Currently, most if not all of my online competitors are exempt from collecting and remitting state sales taxes. Meanwhile, brick-and-mortar businesses like mine must collect and remit these taxes every day on every purchase, putting me at an immediate 7.25 percent disadvantage here in Marietta. As any small-business owner will tell you, this is enough to make or break a business. I can generally match or beat a price — I have no issue competing against a nearby retailer or an online competitor — but I can’t tell a customer that I won’t bother charging them sales tax. The government would probably throw me in jail if I did that, yet my online competitors are invited to do that every day.  How is this a free market?

The unlevel playing field puts local businesses like mine in a precarious position. We always strive to provide the highest level of customer service possible and will talk through options with our customers, let them try different pieces on, and work with them to select the perfect style and design to suit their needs. But I’ve noticed an increasing trend where customers will spend time with my employees talking through different options, only to leave the store apparently to buy online in order to avoid the sales tax. It’s disheartening to say the least, but more than that, it wastes time and resources we can’t afford to spare. Local businesses are sick and tired of being showrooms for online shopping, but more importantly, we simply can’t afford to do it any longer.

But this isn’t just about protecting my business; the unfair advantage given to online retailers is taking its toll on the entire business community in Marietta, and I suspect the same is true throughout the country. Local businesses create jobs, provide a tax base, and support our communities through active civic involvement. 

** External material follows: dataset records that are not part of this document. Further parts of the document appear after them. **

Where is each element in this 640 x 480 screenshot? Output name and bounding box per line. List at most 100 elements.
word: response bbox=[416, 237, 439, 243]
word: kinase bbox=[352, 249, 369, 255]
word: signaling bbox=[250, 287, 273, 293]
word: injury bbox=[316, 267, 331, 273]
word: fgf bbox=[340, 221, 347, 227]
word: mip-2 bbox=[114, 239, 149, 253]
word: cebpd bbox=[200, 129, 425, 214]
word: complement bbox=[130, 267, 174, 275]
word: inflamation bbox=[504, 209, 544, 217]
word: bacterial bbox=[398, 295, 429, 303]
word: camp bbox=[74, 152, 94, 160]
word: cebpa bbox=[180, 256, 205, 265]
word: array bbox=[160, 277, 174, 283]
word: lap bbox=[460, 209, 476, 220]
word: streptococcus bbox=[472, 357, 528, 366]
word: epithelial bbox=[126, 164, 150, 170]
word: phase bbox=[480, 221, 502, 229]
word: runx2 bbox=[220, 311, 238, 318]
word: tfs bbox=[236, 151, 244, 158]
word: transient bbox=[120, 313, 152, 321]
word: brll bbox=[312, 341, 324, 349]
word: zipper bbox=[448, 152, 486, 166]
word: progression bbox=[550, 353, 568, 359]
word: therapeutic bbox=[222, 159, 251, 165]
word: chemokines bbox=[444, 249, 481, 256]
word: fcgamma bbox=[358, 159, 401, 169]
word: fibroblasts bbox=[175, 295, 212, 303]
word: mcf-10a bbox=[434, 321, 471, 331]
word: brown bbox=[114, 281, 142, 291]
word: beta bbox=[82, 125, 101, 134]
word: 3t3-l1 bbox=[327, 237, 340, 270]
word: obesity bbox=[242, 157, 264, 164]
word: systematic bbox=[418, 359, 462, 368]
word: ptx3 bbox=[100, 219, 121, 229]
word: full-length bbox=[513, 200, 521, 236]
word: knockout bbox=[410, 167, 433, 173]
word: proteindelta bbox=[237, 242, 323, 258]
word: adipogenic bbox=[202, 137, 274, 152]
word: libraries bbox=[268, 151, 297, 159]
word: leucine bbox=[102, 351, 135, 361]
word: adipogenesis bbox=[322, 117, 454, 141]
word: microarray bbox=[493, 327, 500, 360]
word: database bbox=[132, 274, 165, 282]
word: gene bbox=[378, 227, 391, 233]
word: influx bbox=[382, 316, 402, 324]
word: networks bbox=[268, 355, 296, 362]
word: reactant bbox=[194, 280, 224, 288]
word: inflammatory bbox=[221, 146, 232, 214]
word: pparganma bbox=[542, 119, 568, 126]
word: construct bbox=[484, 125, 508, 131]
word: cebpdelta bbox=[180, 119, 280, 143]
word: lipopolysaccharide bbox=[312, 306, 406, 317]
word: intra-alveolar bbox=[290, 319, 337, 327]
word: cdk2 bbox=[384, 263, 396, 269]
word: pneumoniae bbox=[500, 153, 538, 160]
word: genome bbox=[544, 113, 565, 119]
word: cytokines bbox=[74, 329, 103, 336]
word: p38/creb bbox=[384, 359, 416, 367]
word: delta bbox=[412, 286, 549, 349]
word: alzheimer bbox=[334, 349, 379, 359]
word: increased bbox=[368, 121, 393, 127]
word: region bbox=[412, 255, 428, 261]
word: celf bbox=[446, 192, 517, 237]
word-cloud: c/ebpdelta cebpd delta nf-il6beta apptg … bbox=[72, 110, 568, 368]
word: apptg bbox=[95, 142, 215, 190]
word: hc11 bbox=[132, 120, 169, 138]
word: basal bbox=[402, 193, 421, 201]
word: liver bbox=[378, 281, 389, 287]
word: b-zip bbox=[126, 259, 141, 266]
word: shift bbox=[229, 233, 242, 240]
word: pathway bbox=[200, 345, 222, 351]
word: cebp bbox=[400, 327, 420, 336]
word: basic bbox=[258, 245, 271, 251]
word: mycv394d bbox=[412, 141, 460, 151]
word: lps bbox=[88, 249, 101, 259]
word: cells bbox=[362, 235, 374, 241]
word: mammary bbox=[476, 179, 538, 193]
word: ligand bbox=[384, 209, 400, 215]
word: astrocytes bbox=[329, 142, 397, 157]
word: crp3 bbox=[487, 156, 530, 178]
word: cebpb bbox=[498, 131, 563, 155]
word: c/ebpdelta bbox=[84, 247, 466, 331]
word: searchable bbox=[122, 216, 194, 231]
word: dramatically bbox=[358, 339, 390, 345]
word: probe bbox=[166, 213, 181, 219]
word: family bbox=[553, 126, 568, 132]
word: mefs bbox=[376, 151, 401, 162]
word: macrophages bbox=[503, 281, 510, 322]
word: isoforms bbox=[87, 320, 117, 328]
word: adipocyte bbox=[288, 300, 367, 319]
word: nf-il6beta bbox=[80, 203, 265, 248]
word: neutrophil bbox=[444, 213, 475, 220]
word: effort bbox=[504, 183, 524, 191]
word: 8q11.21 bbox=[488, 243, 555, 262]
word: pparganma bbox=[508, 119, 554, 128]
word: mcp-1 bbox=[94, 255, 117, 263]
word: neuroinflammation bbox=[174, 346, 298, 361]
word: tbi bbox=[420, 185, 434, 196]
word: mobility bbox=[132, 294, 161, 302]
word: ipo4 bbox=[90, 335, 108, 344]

When retailers in our local downtowns and shopping districts close shop, foot traffic drops, tax receipts drop and local employment drops. That impacts more than just traditional retailers selling books, shoes, furniture, jewelry, etc. It impacts every business in the local eco-system; the local coffee shops, printers, dry cleaners, accountants, realtors, restaurants and all public services connected to the local tax base. As the sales tax loophole continues to corrode the local economy, all the things that we provide are slowly dwindling away. Unless Congress has the courage to finally do something, many local businesses simply won’t survive. And the jobs, taxes and community investments we make will be gone for good.

There’s an old trope that politicians like to spout whenever they need to drum up votes during an election season that says small businesses are the backbone of the American economy. Rather than just paying lip service, Congress should end the special treatment we’re currently giving online retailers and level the playing field so that all businesses have a fair shot to compete in the free market — and they should do it without any further delays. Small businesses simply cannot afford to wait any longer.